Chronique du crime et de l'innocence, tome 7/8 Recueil des événements les plus tragiques;...

Part 7

Chapter 73,789 wordsPublic domain

Ces vérifications furent faites avec beaucoup de soin et d'exactitude. De nouveaux témoins furent appelés; et le résultat fut la mise en prévention d'abord de Peyrache pour le fait qui le concernait seul, et ensuite de Lardon, avec Anne Colombette, Aulanier et Cellette, comme complices de l'autre fait de faux témoignage. Ces cinq témoins avaient été entendus aux assises du Puy-en-Velay.

La chambre d'accusation ne trouva pas de preuves suffisantes contre Lardon et ses adhérens; en conséquence ils furent renvoyés.

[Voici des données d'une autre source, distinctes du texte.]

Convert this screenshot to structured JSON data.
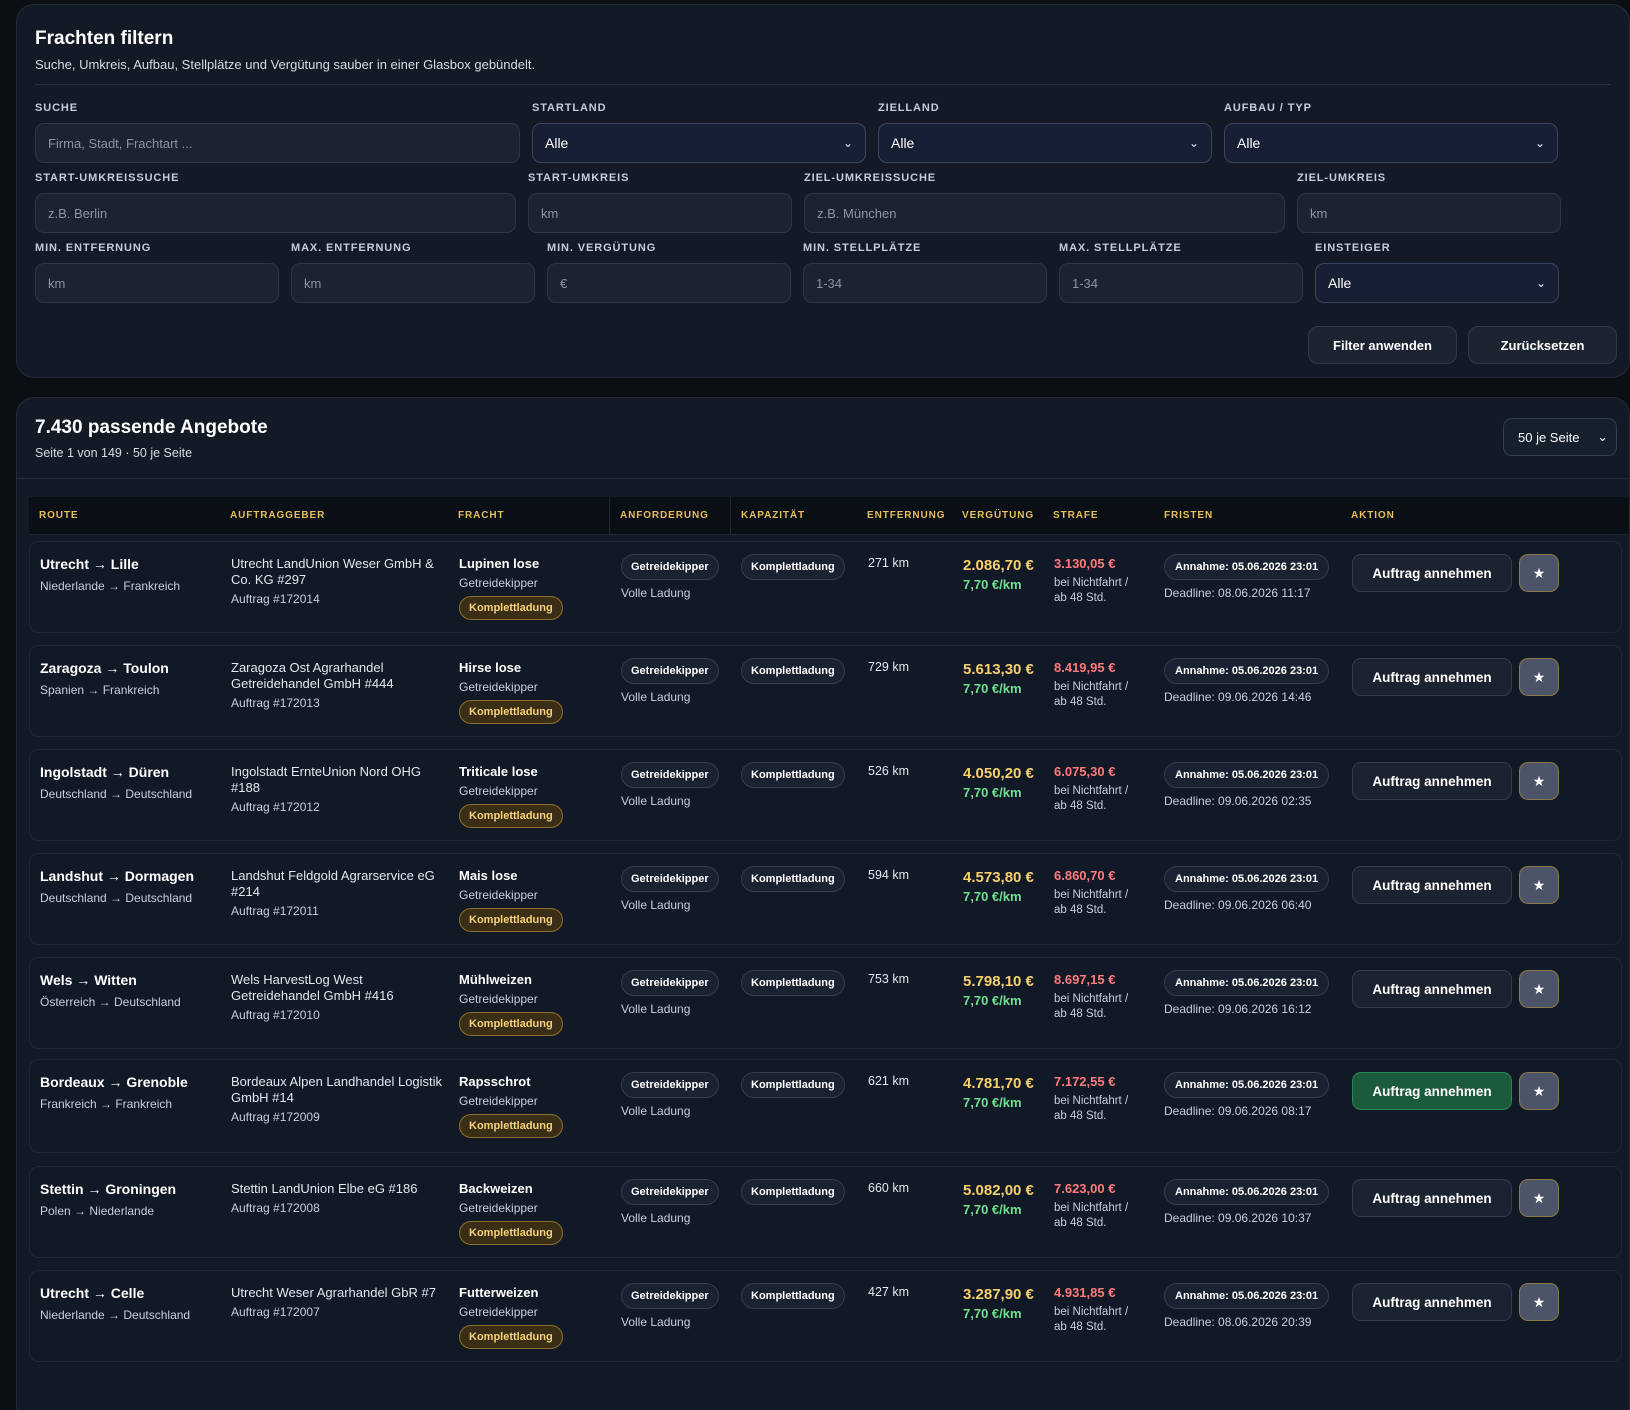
{
  "filter": {
    "title": "Frachten filtern",
    "subtitle": "Suche, Umkreis, Aufbau, Stellplätze und Vergütung sauber in einer Glasbox gebündelt.",
    "search": {
      "label": "SUCHE",
      "placeholder": "Firma, Stadt, Frachtart ..."
    },
    "start_country": {
      "label": "STARTLAND",
      "value": "Alle"
    },
    "target_country": {
      "label": "ZIELLAND",
      "value": "Alle"
    },
    "body_type": {
      "label": "AUFBAU / TYP",
      "value": "Alle"
    },
    "start_radius_search": {
      "label": "START-UMKREISSUCHE",
      "placeholder": "z.B. Berlin"
    },
    "start_radius": {
      "label": "START-UMKREIS",
      "placeholder": "km"
    },
    "target_radius_search": {
      "label": "ZIEL-UMKREISSUCHE",
      "placeholder": "z.B. München"
    },
    "target_radius": {
      "label": "ZIEL-UMKREIS",
      "placeholder": "km"
    },
    "min_distance": {
      "label": "MIN. ENTFERNUNG",
      "placeholder": "km"
    },
    "max_distance": {
      "label": "MAX. ENTFERNUNG",
      "placeholder": "km"
    },
    "min_pay": {
      "label": "MIN. VERGÜTUNG",
      "placeholder": "€"
    },
    "min_slots": {
      "label": "MIN. STELLPLÄTZE",
      "placeholder": "1-34"
    },
    "max_slots": {
      "label": "MAX. STELLPLÄTZE",
      "placeholder": "1-34"
    },
    "beginner": {
      "label": "EINSTEIGER",
      "value": "Alle"
    },
    "apply_label": "Filter anwenden",
    "reset_label": "Zurücksetzen"
  },
  "results": {
    "title": "7.430 passende Angebote",
    "subtitle": "Seite 1 von 149 · 50 je Seite",
    "per_page": "50 je Seite",
    "columns": [
      "ROUTE",
      "AUFTRAGGEBER",
      "FRACHT",
      "ANFORDERUNG",
      "KAPAZITÄT",
      "ENTFERNUNG",
      "VERGÜTUNG",
      "STRAFE",
      "FRISTEN",
      "AKTION"
    ],
    "rows": [
      {
        "route": "Utrecht → Lille",
        "countries": "Niederlande → Frankreich",
        "client": "Utrecht LandUnion Weser GmbH & Co. KG #297",
        "order": "Auftrag #172014",
        "cargo": "Lupinen lose",
        "cargo_type": "Getreidekipper",
        "cargo_badge": "Komplettladung",
        "req": "Getreidekipper",
        "req_sub": "Volle Ladung",
        "capacity": "Komplettladung",
        "distance": "271 km",
        "pay": "2.086,70 €",
        "per_km": "7,70 €/km",
        "penalty": "3.130,05 €",
        "penalty_sub": "bei Nichtfahrt / ab 48 Std.",
        "accept": "Annahme: 05.06.2026 23:01",
        "deadline": "Deadline: 08.06.2026 11:17",
        "action": "Auftrag annehmen",
        "star": "★"
      },
      {
        "route": "Zaragoza → Toulon",
        "countries": "Spanien → Frankreich",
        "client": "Zaragoza Ost Agrarhandel Getreidehandel GmbH #444",
        "order": "Auftrag #172013",
        "cargo": "Hirse lose",
        "cargo_type": "Getreidekipper",
        "cargo_badge": "Komplettladung",
        "req": "Getreidekipper",
        "req_sub": "Volle Ladung",
        "capacity": "Komplettladung",
        "distance": "729 km",
        "pay": "5.613,30 €",
        "per_km": "7,70 €/km",
        "penalty": "8.419,95 €",
        "penalty_sub": "bei Nichtfahrt / ab 48 Std.",
        "accept": "Annahme: 05.06.2026 23:01",
        "deadline": "Deadline: 09.06.2026 14:46",
        "action": "Auftrag annehmen",
        "star": "★"
      },
      {
        "route": "Ingolstadt → Düren",
        "countries": "Deutschland → Deutschland",
        "client": "Ingolstadt ErnteUnion Nord OHG #188",
        "order": "Auftrag #172012",
        "cargo": "Triticale lose",
        "cargo_type": "Getreidekipper",
        "cargo_badge": "Komplettladung",
        "req": "Getreidekipper",
        "req_sub": "Volle Ladung",
        "capacity": "Komplettladung",
        "distance": "526 km",
        "pay": "4.050,20 €",
        "per_km": "7,70 €/km",
        "penalty": "6.075,30 €",
        "penalty_sub": "bei Nichtfahrt / ab 48 Std.",
        "accept": "Annahme: 05.06.2026 23:01",
        "deadline": "Deadline: 09.06.2026 02:35",
        "action": "Auftrag annehmen",
        "star": "★"
      },
      {
        "route": "Landshut → Dormagen",
        "countries": "Deutschland → Deutschland",
        "client": "Landshut Feldgold Agrarservice eG #214",
        "order": "Auftrag #172011",
        "cargo": "Mais lose",
        "cargo_type": "Getreidekipper",
        "cargo_badge": "Komplettladung",
        "req": "Getreidekipper",
        "req_sub": "Volle Ladung",
        "capacity": "Komplettladung",
        "distance": "594 km",
        "pay": "4.573,80 €",
        "per_km": "7,70 €/km",
        "penalty": "6.860,70 €",
        "penalty_sub": "bei Nichtfahrt / ab 48 Std.",
        "accept": "Annahme: 05.06.2026 23:01",
        "deadline": "Deadline: 09.06.2026 06:40",
        "action": "Auftrag annehmen",
        "star": "★"
      },
      {
        "route": "Wels → Witten",
        "countries": "Österreich → Deutschland",
        "client": "Wels HarvestLog West Getreidehandel GmbH #416",
        "order": "Auftrag #172010",
        "cargo": "Mühlweizen",
        "cargo_type": "Getreidekipper",
        "cargo_badge": "Komplettladung",
        "req": "Getreidekipper",
        "req_sub": "Volle Ladung",
        "capacity": "Komplettladung",
        "distance": "753 km",
        "pay": "5.798,10 €",
        "per_km": "7,70 €/km",
        "penalty": "8.697,15 €",
        "penalty_sub": "bei Nichtfahrt / ab 48 Std.",
        "accept": "Annahme: 05.06.2026 23:01",
        "deadline": "Deadline: 09.06.2026 16:12",
        "action": "Auftrag annehmen",
        "star": "★"
      },
      {
        "route": "Bordeaux → Grenoble",
        "countries": "Frankreich → Frankreich",
        "client": "Bordeaux Alpen Landhandel Logistik GmbH #14",
        "order": "Auftrag #172009",
        "cargo": "Rapsschrot",
        "cargo_type": "Getreidekipper",
        "cargo_badge": "Komplettladung",
        "req": "Getreidekipper",
        "req_sub": "Volle Ladung",
        "capacity": "Komplettladung",
        "distance": "621 km",
        "pay": "4.781,70 €",
        "per_km": "7,70 €/km",
        "penalty": "7.172,55 €",
        "penalty_sub": "bei Nichtfahrt / ab 48 Std.",
        "accept": "Annahme: 05.06.2026 23:01",
        "deadline": "Deadline: 09.06.2026 08:17",
        "action": "Auftrag annehmen",
        "star": "★",
        "hovered": true
      },
      {
        "route": "Stettin → Groningen",
        "countries": "Polen → Niederlande",
        "client": "Stettin LandUnion Elbe eG #186",
        "order": "Auftrag #172008",
        "cargo": "Backweizen",
        "cargo_type": "Getreidekipper",
        "cargo_badge": "Komplettladung",
        "req": "Getreidekipper",
        "req_sub": "Volle Ladung",
        "capacity": "Komplettladung",
        "distance": "660 km",
        "pay": "5.082,00 €",
        "per_km": "7,70 €/km",
        "penalty": "7.623,00 €",
        "penalty_sub": "bei Nichtfahrt / ab 48 Std.",
        "accept": "Annahme: 05.06.2026 23:01",
        "deadline": "Deadline: 09.06.2026 10:37",
        "action": "Auftrag annehmen",
        "star": "★"
      },
      {
        "route": "Utrecht → Celle",
        "countries": "Niederlande → Deutschland",
        "client": "Utrecht Weser Agrarhandel GbR #7",
        "order": "Auftrag #172007",
        "cargo": "Futterweizen",
        "cargo_type": "Getreidekipper",
        "cargo_badge": "Komplettladung",
        "req": "Getreidekipper",
        "req_sub": "Volle Ladung",
        "capacity": "Komplettladung",
        "distance": "427 km",
        "pay": "3.287,90 €",
        "per_km": "7,70 €/km",
        "penalty": "4.931,85 €",
        "penalty_sub": "bei Nichtfahrt / ab 48 Std.",
        "accept": "Annahme: 05.06.2026 23:01",
        "deadline": "Deadline: 08.06.2026 20:39",
        "action": "Auftrag annehmen",
        "star": "★"
      }
    ]
  }
}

Mais il n'en fut pas de même de Peyrache. Comme les expériences établissaient qu'au lieu d'une légère cloison, ainsi que ce misérable l'avait avancé, il existait au contraire entre les deux chambres de l'auberge, une muraille de l'épaisseur de deux pieds; comme dès-lors il n'avait pu, de celle qu'il disait avoir occupée, entendre ce qui aurait été dit dans la chambre voisine; qu'en outre, il n'avait point reconnu ou avait mal désigné les lieux qu'il disait avoir parcourus pour sortir, la nuit, de sa chambre et de la cuisine de l'auberge; que d'ailleurs, et ce qui devenait le plus important pour justifier ou détruire les assertions de Peyrache, il paraissait certain qu'il n'était pas venu à Yssengeaux, le jour que les trois beaux-frères avaient couché à l'auberge, où il prétendait avoir aussi passé la nuit: la chambre de la cour royale prononça la mise en accusation de Claude Peyrache.

Sur la requête du procureur général en règlement de juges, la cour de cassation attribua la connaissance de cette affaire à la cour d'assises de Riom, et le prévenu comparut devant ce tribunal le 23 mai 1821.

Peyrache, qui deux ans auparavant, s'était trouvé sur le banc des témoins, attirait actuellement tous les regards sur le banc des accusés. Non loin de lui, mais sous le poids terrible d'une condamnation flétrissante, se trouvaient Galland et Rispal que l'on avait extraits du bagne pour assister à cette procédure qui les intéressait si vivement. A côté de ces deux condamnés étaient placées leurs épouses, modèles de patience et de sollicitude conjugale.

Auprès de MM. Tailhand père et Bayle aîné, avocats des plaignantes devenues parties civiles, on voyait Me Montellier, avoué au Puy, qui, lors de la mise en jugement de Galland et de Rispal, défenseur intrépide autant que généreux, fut leur soutien et leur consolation dans leur infortune, et qui, par sa persévérance dévouée et désintéressée, parvint à assurer le triomphe de l'innocence.

L'accusation de faux témoignage fut soutenue par M. Voysin de Gartempe, avocat-général, avec un talent très-remarquable. «S'il arrive, plus tard, dit ce magistrat, que l'innocence de ces deux infortunés soit reconnue, il sera temps alors que la voix du ministère public éclate et retentisse pour leur offrir des réparations tardives, mais nécessaires. Il faudra, comme le disait un grand magistrat (Servan), que la justice ait le courage qui convient le mieux à l'homme sujet à tant d'erreurs, celui de les reconnaître et de les réparer.»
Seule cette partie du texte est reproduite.